Blog EsRAM Veranstaltung

Quellenangabe ©Frank Nürnberger

Handlungsoptionen für die Zukunft

Wenn etwas schief läuft, ist es ratsam nach Alternativen zu suchen. So auch in der Nahrungsmittelproduktion, konkret Geflügelwirtschaft. Vermutlich kennen alle die erschreckenden Bilder der Massentierhaltung und der maschinellen Schlachtungen im Sekundentakt.

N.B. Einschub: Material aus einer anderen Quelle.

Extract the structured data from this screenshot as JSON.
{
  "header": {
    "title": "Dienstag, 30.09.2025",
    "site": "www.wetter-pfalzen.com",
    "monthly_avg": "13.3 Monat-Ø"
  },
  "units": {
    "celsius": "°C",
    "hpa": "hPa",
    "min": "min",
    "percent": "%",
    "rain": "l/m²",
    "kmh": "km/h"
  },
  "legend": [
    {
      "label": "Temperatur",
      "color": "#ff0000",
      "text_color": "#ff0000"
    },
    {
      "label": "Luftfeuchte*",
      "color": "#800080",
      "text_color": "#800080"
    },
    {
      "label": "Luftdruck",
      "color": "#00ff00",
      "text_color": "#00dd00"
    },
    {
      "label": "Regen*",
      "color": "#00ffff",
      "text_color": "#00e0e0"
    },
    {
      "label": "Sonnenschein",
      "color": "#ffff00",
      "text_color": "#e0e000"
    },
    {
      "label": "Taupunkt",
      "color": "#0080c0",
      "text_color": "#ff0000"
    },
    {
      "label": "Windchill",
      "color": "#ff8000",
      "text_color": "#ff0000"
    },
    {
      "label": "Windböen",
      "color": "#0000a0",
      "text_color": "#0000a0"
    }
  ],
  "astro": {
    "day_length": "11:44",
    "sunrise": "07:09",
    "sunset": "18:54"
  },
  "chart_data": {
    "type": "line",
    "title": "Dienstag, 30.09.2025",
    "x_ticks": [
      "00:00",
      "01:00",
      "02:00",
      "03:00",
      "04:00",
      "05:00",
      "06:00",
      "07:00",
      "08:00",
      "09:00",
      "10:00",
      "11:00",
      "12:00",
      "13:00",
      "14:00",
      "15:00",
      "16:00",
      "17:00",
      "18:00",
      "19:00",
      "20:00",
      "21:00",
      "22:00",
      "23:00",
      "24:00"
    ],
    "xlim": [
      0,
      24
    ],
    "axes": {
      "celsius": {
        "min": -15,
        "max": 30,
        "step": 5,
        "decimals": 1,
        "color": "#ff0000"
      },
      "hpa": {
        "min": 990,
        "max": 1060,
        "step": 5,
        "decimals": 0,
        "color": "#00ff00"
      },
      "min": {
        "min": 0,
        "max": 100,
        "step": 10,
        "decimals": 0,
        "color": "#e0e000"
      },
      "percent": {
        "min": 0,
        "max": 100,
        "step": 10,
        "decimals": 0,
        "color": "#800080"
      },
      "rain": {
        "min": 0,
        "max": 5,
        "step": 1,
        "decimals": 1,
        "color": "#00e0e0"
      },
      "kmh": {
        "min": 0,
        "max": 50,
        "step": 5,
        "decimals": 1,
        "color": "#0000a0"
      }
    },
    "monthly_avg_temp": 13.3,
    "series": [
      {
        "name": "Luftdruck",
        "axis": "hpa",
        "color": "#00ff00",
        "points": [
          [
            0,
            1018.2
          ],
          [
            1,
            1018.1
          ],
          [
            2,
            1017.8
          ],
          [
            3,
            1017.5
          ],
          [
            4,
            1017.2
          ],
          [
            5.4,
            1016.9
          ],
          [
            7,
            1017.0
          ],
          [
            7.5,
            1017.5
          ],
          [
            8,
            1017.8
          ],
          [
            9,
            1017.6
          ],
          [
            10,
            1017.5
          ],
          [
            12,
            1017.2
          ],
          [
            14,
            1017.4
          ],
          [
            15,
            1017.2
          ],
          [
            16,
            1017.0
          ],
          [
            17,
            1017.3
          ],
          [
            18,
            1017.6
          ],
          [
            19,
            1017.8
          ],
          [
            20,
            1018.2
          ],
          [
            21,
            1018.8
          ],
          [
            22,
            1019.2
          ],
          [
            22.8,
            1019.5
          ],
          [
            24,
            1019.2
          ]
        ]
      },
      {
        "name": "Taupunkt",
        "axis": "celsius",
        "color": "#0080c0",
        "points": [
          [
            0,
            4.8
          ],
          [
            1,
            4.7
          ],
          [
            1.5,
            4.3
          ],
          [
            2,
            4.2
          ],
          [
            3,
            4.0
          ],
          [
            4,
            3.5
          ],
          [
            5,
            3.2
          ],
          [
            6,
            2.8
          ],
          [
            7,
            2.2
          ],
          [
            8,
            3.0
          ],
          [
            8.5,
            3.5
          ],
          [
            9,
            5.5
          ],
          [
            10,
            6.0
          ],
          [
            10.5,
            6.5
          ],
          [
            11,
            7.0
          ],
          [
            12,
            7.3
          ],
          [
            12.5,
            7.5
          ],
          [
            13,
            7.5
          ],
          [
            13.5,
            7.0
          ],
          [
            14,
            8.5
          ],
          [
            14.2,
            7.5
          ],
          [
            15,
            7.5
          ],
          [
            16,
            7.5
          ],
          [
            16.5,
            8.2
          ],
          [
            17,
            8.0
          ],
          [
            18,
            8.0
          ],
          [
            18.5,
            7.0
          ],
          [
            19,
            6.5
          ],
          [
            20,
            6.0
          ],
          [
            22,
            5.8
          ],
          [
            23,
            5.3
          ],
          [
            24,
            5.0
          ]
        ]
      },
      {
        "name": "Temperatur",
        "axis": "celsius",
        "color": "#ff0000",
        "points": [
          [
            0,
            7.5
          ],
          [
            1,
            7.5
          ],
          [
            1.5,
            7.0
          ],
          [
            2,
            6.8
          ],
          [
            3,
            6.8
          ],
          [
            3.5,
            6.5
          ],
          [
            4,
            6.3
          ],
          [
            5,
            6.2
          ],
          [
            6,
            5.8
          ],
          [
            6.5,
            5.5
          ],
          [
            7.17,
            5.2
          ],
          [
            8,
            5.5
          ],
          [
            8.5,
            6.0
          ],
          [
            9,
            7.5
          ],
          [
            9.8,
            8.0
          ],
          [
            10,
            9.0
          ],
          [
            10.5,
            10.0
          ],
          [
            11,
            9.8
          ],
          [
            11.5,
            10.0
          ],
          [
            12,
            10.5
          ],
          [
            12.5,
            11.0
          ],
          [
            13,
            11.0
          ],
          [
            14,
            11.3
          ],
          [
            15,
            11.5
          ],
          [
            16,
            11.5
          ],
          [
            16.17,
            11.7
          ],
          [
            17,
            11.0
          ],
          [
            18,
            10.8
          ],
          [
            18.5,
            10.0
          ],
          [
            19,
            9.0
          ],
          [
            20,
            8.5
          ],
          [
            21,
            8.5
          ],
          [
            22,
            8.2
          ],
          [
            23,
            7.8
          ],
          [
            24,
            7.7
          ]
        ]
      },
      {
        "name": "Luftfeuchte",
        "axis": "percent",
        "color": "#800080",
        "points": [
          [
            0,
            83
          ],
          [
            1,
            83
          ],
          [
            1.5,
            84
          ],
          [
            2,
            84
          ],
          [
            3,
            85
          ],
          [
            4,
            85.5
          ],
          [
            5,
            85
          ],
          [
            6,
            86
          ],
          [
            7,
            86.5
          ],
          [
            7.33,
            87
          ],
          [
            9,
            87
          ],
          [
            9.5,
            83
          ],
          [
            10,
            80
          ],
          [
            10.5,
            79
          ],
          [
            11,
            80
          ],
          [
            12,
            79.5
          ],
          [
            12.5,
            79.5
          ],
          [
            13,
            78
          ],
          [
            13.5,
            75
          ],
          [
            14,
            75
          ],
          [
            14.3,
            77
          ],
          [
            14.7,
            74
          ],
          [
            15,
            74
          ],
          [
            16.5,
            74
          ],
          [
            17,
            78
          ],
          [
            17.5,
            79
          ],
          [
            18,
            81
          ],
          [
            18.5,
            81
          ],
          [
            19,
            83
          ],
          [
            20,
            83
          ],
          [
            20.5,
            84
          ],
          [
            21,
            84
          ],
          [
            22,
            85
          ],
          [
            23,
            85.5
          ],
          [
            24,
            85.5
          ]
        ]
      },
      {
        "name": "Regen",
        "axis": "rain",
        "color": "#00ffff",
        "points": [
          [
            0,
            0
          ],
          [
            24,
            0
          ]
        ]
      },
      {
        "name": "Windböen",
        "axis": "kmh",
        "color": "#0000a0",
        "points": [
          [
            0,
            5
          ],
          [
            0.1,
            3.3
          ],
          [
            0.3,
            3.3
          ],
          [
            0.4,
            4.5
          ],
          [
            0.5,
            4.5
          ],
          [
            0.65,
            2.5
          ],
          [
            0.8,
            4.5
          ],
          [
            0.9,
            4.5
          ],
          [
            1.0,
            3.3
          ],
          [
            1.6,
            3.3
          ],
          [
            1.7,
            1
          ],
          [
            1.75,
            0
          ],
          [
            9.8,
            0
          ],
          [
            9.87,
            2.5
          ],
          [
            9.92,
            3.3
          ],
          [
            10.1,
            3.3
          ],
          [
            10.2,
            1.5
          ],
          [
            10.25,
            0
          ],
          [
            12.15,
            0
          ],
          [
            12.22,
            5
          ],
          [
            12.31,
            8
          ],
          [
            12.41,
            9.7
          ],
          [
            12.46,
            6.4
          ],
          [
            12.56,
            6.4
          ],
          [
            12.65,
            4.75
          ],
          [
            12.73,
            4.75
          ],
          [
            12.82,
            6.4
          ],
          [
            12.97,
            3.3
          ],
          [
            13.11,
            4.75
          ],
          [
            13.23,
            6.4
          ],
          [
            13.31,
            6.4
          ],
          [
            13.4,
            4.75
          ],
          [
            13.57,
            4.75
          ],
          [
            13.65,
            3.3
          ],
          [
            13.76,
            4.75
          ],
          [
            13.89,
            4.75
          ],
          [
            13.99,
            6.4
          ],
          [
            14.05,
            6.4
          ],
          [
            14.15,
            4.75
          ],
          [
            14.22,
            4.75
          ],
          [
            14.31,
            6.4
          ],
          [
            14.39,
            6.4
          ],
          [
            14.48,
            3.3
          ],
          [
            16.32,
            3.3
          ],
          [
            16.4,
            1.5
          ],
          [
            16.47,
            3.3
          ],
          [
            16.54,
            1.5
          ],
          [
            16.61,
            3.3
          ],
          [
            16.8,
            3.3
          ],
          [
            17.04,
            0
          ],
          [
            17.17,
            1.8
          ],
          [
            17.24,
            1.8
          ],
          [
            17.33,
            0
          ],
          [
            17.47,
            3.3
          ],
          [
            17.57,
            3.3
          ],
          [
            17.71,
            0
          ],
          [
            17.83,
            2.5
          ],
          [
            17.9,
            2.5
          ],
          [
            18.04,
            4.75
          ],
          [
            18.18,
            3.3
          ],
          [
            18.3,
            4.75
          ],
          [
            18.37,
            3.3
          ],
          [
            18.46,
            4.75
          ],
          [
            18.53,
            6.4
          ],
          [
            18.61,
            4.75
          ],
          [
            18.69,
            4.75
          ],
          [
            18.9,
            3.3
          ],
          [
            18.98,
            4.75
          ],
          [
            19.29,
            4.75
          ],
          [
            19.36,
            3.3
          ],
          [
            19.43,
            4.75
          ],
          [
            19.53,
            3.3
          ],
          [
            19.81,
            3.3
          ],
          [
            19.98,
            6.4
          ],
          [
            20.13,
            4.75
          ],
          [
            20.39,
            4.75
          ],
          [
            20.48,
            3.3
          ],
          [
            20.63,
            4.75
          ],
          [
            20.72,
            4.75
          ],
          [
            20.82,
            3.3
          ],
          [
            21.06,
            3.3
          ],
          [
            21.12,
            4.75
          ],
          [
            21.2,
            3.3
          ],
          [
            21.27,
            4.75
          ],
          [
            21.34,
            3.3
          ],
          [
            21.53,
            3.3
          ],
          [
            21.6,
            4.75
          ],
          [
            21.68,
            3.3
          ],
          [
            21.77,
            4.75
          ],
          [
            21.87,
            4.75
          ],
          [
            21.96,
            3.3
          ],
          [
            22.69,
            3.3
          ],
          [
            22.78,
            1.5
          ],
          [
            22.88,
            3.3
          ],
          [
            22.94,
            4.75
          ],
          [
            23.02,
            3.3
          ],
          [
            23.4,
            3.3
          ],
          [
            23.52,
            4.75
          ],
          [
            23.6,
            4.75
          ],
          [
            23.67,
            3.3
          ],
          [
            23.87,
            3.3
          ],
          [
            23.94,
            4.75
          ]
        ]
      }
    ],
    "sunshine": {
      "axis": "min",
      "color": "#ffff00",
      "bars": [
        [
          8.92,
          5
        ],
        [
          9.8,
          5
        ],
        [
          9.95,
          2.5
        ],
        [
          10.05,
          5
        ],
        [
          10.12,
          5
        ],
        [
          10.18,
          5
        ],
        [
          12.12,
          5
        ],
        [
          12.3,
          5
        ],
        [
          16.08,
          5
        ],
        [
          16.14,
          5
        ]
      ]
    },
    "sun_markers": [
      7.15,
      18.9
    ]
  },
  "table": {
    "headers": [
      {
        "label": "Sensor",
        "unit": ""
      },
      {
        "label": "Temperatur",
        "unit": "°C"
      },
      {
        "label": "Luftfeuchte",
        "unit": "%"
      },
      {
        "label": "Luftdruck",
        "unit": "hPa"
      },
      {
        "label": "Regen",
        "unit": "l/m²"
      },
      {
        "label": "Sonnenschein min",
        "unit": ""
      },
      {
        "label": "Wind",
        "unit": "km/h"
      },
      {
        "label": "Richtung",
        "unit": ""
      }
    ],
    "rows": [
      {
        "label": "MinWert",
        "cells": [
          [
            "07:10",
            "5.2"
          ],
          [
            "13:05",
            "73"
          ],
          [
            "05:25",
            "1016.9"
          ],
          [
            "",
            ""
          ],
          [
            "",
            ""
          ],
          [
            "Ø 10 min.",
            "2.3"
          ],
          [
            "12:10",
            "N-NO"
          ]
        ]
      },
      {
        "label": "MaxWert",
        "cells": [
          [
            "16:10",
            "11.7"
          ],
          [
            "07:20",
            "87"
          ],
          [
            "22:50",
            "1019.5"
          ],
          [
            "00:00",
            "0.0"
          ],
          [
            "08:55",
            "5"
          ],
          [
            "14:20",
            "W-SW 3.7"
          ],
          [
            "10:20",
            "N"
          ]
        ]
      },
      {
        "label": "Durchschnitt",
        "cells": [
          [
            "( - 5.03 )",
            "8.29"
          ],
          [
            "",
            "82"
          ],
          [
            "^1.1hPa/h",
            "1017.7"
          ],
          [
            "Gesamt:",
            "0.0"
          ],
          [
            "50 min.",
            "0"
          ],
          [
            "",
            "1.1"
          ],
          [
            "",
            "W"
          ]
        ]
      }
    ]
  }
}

Ein anderes großes Thema ist aber auch die Vergabe von Antibiotika.

Dazu wurde ein über zwei Jahre andauerndes Forschungsprojekt vom BMEL aufgesetzt mit dem Namen „EsRAM“, bei dem anhand des ganzen Lebensweges vom Ei zum geschlachteten Huhn nachvollzogen werden sollte, wann sich welche Keime unter welchen Umständen entwickeln und wie man möglichst die Gabe von Antibiotika vermeiden kann.

Ich war in diesem Zusammenhang von der Freien Universität Berlin eingeladen, zum Abschluss des Projektes eine Podiumsdiskussion zu moderieren mit der Bundestagsabgeordneten und stellvertretenden Vorsitzenden der CDU/CSU-Bundestagsfraktion, Gitta Connemann und Friedrich-Otto Ripke, Staatssekretär a. D. und Präsident des Zentralverbandes der Deutschen Geflügelwirtschaft e. V. und damit sozusagen Cheflobbyist solcher Multimilliarden-Unternehmen wie Wiesenhof, Rotkötter (Aldi/Lidl) und Heidemark (Fam. Kevelage). Von wissenschaftlicher Seite brachten sich Prof. Dr. Karsten Nöckler vom “Bundesinstitut für Risikobewertung” ein sowie Prof. Dr. Uwe Rösler, der wissenschaftlicher Leiter von “EsRAM” und Professor für Tierhygiene und Infektiologie im „Zentrum für Infektionsmedizin des Fachbereichs Veterinärmedizin“ an der FU Berlin. Es war eine durchaus herausfordernde Diskussion, bei der man manchmal den Eindruck hatte, dass der schwarze Peter von einem zum anderen geschoben wird. Wer ist Verursacher? Die Industrie, weil sie möglichst preiswert produzieren will? Der Verbraucher, weil er Geiz geil findet? Die Chefeinkäufer der Supermärkte, weil sie es billig haben wollen und die Preise drücken? Oder die Politik, weil es ihr an Gestaltungswille und Durchsetzungskraft mangelt und sie nicht die entsprechenden Gesetze und Verbote verfasst. Dabei muss natürlich auch bedacht werden, dass Deutschland kein abgeschiedener Inselstaat ist, sondern auch im Wettbewerb steht mit Nachbarländern oder anderen Kontinenten. Im Zweifelsfall wandern Betriebe, wenn die Auflagen zu hart werden, dann über die Grenze oder lassen in Afrika produzieren. Es gibt also etliche Zielkonflikte zwischen Tierwohl, Umweltschutz, Verbrauchern und Wirtschaft. Dennoch zog der wissenschaftliche Leiter, Prof. Rösler, am Ende die Bilanz, dass eine Optimierung der Haltungsbedingungen und verbesserte Hygiene- und Schutzmaßnahmen im Vorfeld wichtige Maßnahmen sind, die die Gabe von Antibiotika verringern. Für mich blieb am Ende die Frage, ob es ausreicht, etwas “weniger falsch” zu machen oder es nicht besser wäre, es gleich “ganz richtig” anzugehen!?!